For multiclass problems, a softmax activation function is used. It should be noted that $a_i$ is the activartion unit for layer $i$. The weight connecting layer $j$ and $i$ is denoted as $w_{ji}$.. These stages can be combined together to give

$$\begin{align} y_k(X,W) = \sigma\bigg(\sum_{j=0}^{M}w_{kj}^{(2)}h\bigg(\sum_{i=0}^{D}w_{ji}^{(1)}X_i\bigg)\bigg) \end{align}$$

Thus the neural network model is simply a nonlinear function from a set of input variables ${X_i}$ to a set of output variables ${y_k}$ controlled by a vector $W$ of adjustable parameters. The pictorial representation of the above neural network model is shown below

The neural network model comprises two stages of processing, each of which resembles the perceptron model. A key difference compared to the perceptron, however, is that the neural network uses continuous sigmoidal nonlinearities in the hidden units, whereas the perceptron uses step-function nonlinearities. This means that the neural network function is differentiable with respect to the network parameters, and this property will play a central role in network training. If the activation functions of all the hidden units in a network are taken to be linear, then for any such network we can always find an equivalent network without hidden units. This follows from the fact that the composition of successive linear transformations is itself a linear transformation. For the network show in above figure, we recommend a terminology in which it is called a two-layer network, because it is the number of layers of adaptive weights that is important for determining the network properties.
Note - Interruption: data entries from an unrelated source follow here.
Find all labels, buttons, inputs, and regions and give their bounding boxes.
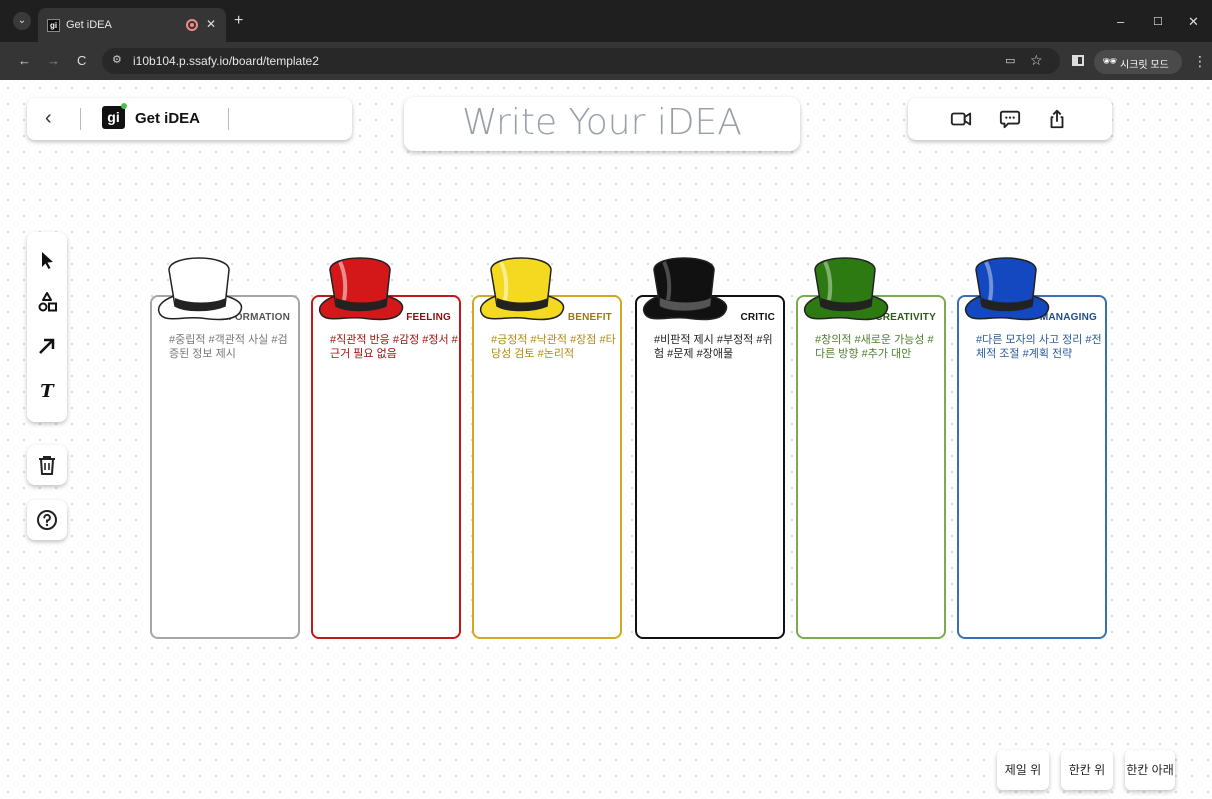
arrow-tool-icon[interactable] [35,334,59,358]
green-hat-icon [804,257,889,321]
delete-panel [27,445,67,485]
card-feeling[interactable]: FEELING #직관적 반응 #감정 #정서 #근거 필요 없음 [311,295,461,639]
window-close-icon[interactable]: ✕ [1188,14,1199,30]
camera-indicator-icon[interactable]: ▭ [1005,54,1015,67]
card-creativity[interactable]: CREATIVITY #창의적 #새로운 가능성 #다른 방향 #추가 대안 [796,295,946,639]
chat-icon[interactable] [999,108,1021,130]
site-settings-icon[interactable]: ⚙ [112,53,122,66]
more-menu-icon[interactable]: ⋮ [1193,53,1207,70]
text-tool-icon[interactable]: T [35,378,59,402]
svg-text:T: T [40,381,55,402]
incognito-badge[interactable]: 🕶 시크릿 모드 [1094,50,1182,74]
bookmark-star-icon[interactable]: ☆ [1030,52,1043,69]
card-tags: #비판적 제시 #부정적 #위험 #문제 #장애물 [654,334,773,360]
minimize-icon[interactable]: – [1117,14,1124,29]
logo-icon: gi [102,103,127,129]
blue-hat-icon [965,257,1050,321]
reload-icon[interactable]: C [77,53,86,68]
card-tags: #직관적 반응 #감정 #정서 #근거 필요 없음 [330,334,458,360]
tab-close-icon[interactable]: ✕ [206,17,216,31]
card-benefit[interactable]: BENEFIT #긍정적 #낙관적 #장점 #타당성 검토 #논리적 [472,295,622,639]
incognito-label: 시크릿 모드 [1120,60,1169,71]
back-arrow-icon[interactable]: ← [18,53,31,68]
card-title: FEELING [406,312,451,323]
maximize-icon[interactable]: ☐ [1153,15,1163,28]
forward-arrow-icon[interactable]: → [47,53,60,68]
share-icon[interactable] [1046,108,1068,130]
back-chevron-icon[interactable]: ‹ [45,107,52,130]
red-hat-icon [319,257,404,321]
board-canvas[interactable]: ‹ gi Get iDEA Write Your iDEA T INFORMAT… [0,80,1212,799]
video-camera-icon[interactable] [950,108,972,130]
tool-palette: T [27,232,67,422]
divider [228,108,229,130]
browser-address-bar: ← → C ⚙ i10b104.p.ssafy.io/board/templat… [0,42,1212,80]
card-critic[interactable]: CRITIC #비판적 제시 #부정적 #위험 #문제 #장애물 [635,295,785,639]
yellow-hat-icon [480,257,565,321]
card-tags: #창의적 #새로운 가능성 #다른 방향 #추가 대안 [815,334,934,360]
board-title-panel[interactable]: Write Your iDEA [404,97,800,151]
shapes-icon[interactable] [35,290,59,314]
help-panel [27,500,67,540]
card-information[interactable]: INFORMATION #중립적 #객관적 사실 #검증된 정보 제시 [150,295,300,639]
card-title: BENEFIT [567,312,612,323]
brand-name: Get iDEA [135,110,201,127]
help-question-icon[interactable] [35,508,59,532]
header-right-panel [908,98,1112,140]
url-text[interactable]: i10b104.p.ssafy.io/board/template2 [133,54,319,68]
card-tags: #중립적 #객관적 사실 #검증된 정보 제시 [169,334,288,360]
tab-favicon-icon: gi [47,19,60,32]
recording-icon [186,19,198,31]
bring-to-front-button[interactable]: 제일 위 [997,750,1049,790]
board-title[interactable]: Write Your iDEA [404,102,800,143]
bring-forward-button[interactable]: 한칸 위 [1061,750,1113,790]
tab-search-chevron-icon[interactable]: ⌄ [13,12,31,30]
tab-title: Get iDEA [66,19,112,31]
divider [80,108,81,130]
browser-tab[interactable]: gi Get iDEA ✕ [38,8,226,42]
header-left-panel: ‹ gi Get iDEA [27,98,352,140]
white-hat-icon [158,257,243,321]
card-tags: #다른 모자의 사고 정리 #전체적 조절 #계획 전략 [976,334,1102,360]
card-title: CRITIC [740,312,775,323]
trash-icon[interactable] [35,453,59,477]
side-panel-icon[interactable] [1072,55,1084,66]
card-managing[interactable]: MANAGING #다른 모자의 사고 정리 #전체적 조절 #계획 전략 [957,295,1107,639]
incognito-icon: 🕶 [1102,54,1118,68]
cursor-select-icon[interactable] [35,248,59,272]
browser-tab-bar: ⌄ gi Get iDEA ✕ + – ☐ ✕ [0,0,1212,42]
new-tab-icon[interactable]: + [234,13,243,29]
send-backward-button[interactable]: 한칸 아래 [1125,750,1175,790]
black-hat-icon [643,257,728,321]
url-omnibox[interactable]: ⚙ i10b104.p.ssafy.io/board/template2 ▭ ☆ [102,48,1060,74]
card-tags: #긍정적 #낙관적 #장점 #타당성 검토 #논리적 [491,334,616,360]
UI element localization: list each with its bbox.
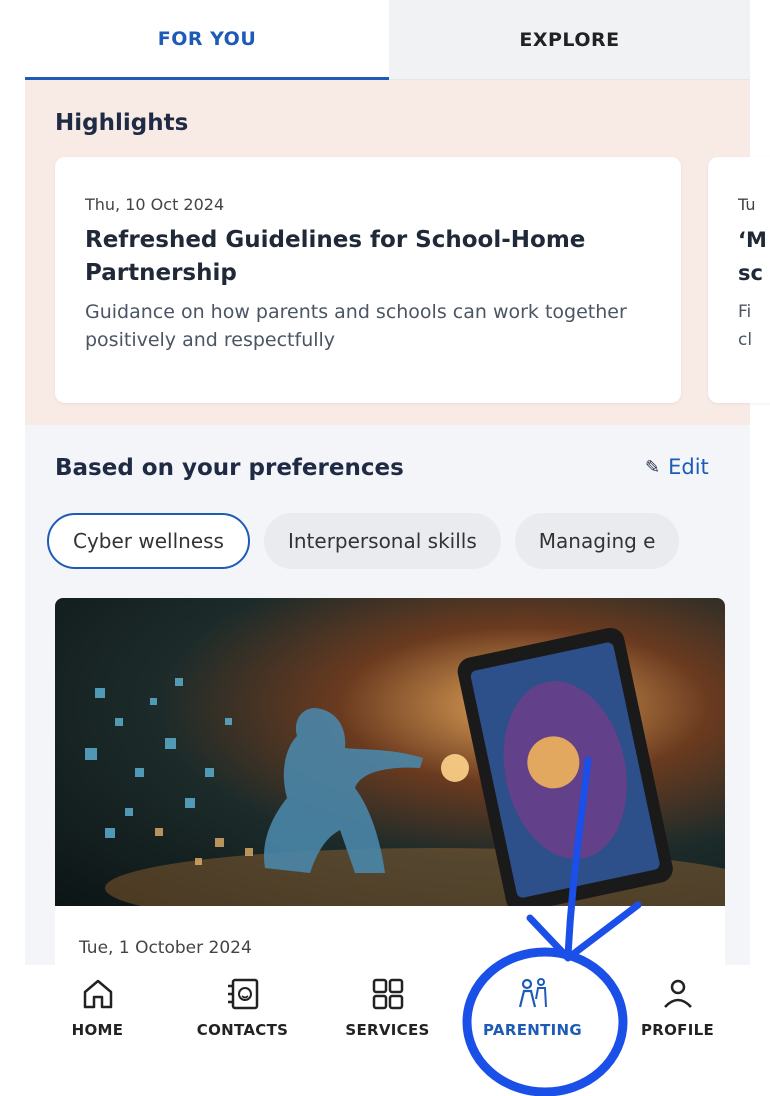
highlight-headline: ‘M sc [738,228,767,285]
tab-for-you[interactable]: FOR YOU [25,0,389,80]
highlight-date: Tu [738,195,756,214]
preferences-section: Based on your preferences ✎ Edit Cyber w… [25,425,750,965]
chip-managing[interactable]: Managing e [514,513,680,569]
edit-label: Edit [668,455,709,479]
tab-explore[interactable]: EXPLORE [389,0,750,80]
nav-profile-label: PROFILE [640,1021,715,1039]
preference-chips: Cyber wellness Interpersonal skills Mana… [47,513,680,569]
highlight-card-partial[interactable]: Tu ‘M sc Fi cl [708,157,770,403]
highlights-title: Highlights [55,110,189,136]
highlight-headline: Refreshed Guidelines for School-Home Par… [85,227,586,286]
nav-profile[interactable]: PROFILE [605,965,750,1096]
nav-parenting[interactable]: PARENTING [460,965,605,1096]
highlight-description: Fi cl [738,302,753,350]
preferences-title: Based on your preferences [55,455,404,481]
nav-contacts[interactable]: CONTACTS [170,965,315,1096]
article-image [55,598,725,906]
profile-icon [663,979,692,1008]
nav-home-label: HOME [71,1021,124,1039]
highlights-section: Highlights Thu, 10 Oct 2024 Refreshed Gu… [25,80,770,425]
contacts-icon [227,978,258,1010]
article-date: Tue, 1 October 2024 [79,938,252,958]
nav-services[interactable]: SERVICES [315,965,460,1096]
top-tabs: FOR YOU EXPLORE [25,0,750,80]
nav-parenting-label: PARENTING [483,1021,582,1039]
nav-services-label: SERVICES [345,1021,430,1039]
nav-contacts-label: CONTACTS [196,1021,289,1039]
nav-home[interactable]: HOME [25,965,170,1096]
highlight-date: Thu, 10 Oct 2024 [85,195,225,214]
highlight-card[interactable]: Thu, 10 Oct 2024 Refreshed Guidelines fo… [55,157,681,403]
bottom-navigation: HOME CONTACTS SERVICES PARENTING PROFILE [25,965,750,1096]
home-icon [83,979,112,1009]
edit-button[interactable]: ✎ Edit [645,455,709,479]
parenting-icon [518,978,547,1008]
chip-cyber-wellness[interactable]: Cyber wellness [47,513,250,569]
highlight-description: Guidance on how parents and schools can … [85,301,627,351]
chip-interpersonal-skills[interactable]: Interpersonal skills [263,513,501,569]
pencil-icon: ✎ [645,456,661,478]
article-illustration [85,627,725,906]
article-card[interactable]: Tue, 1 October 2024 [55,598,725,965]
services-grid-icon [372,978,403,1010]
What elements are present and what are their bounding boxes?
Because there is a direct correspondence between a network diagram and its mathematical function, we can develop more general network mappings by considering more complex network diagrams. However, these must be restricted to a feed-forward architecture, in other words to one having no closed directed cycles, to ensure that the outputs are deterministic functions of the inputs.

5.1.1 Weight-space Symmetries

One property of feed-forward networks, which will play a role when we consider Bayesian model comparison, is that multiple distinct choices for the weight vector $W$ can all give rise to the same mapping function from inputs to outputs. For example, if we change the sign of all of the weights and the bias feeding into a particular hidden unit, then, for a given input pattern, the sign of the activation of the hidden unit will be reversed (if we have an odd activation function). This transformation can be exactly compensated by changing the sign of all of the weights leading out of the same hidden unit. So, we have found two different weight vectors that give rise to the same mapping function. For $M$ hidden units, we will have a total of $M$ such sign-flips, and hence any given weight vector will be one of the set $2^M$ equivalent weight vectors.

Similarly, imagine that we interchange the values of all of the weights (and the bias) leading both into and out of a particular hidden unit with the corresponding values of the weights (and bias) associated with a different hidden unit. Again, this clearly leaves the network input–output mapping function unchanged, but it corresponds to a different choice of weight vector. For $M$ hidden units, we can have a total of $M!$ such combinations. Hence, a network with $M$ hidden units will have an overall weight-space symmetry factor of $M!2^M$.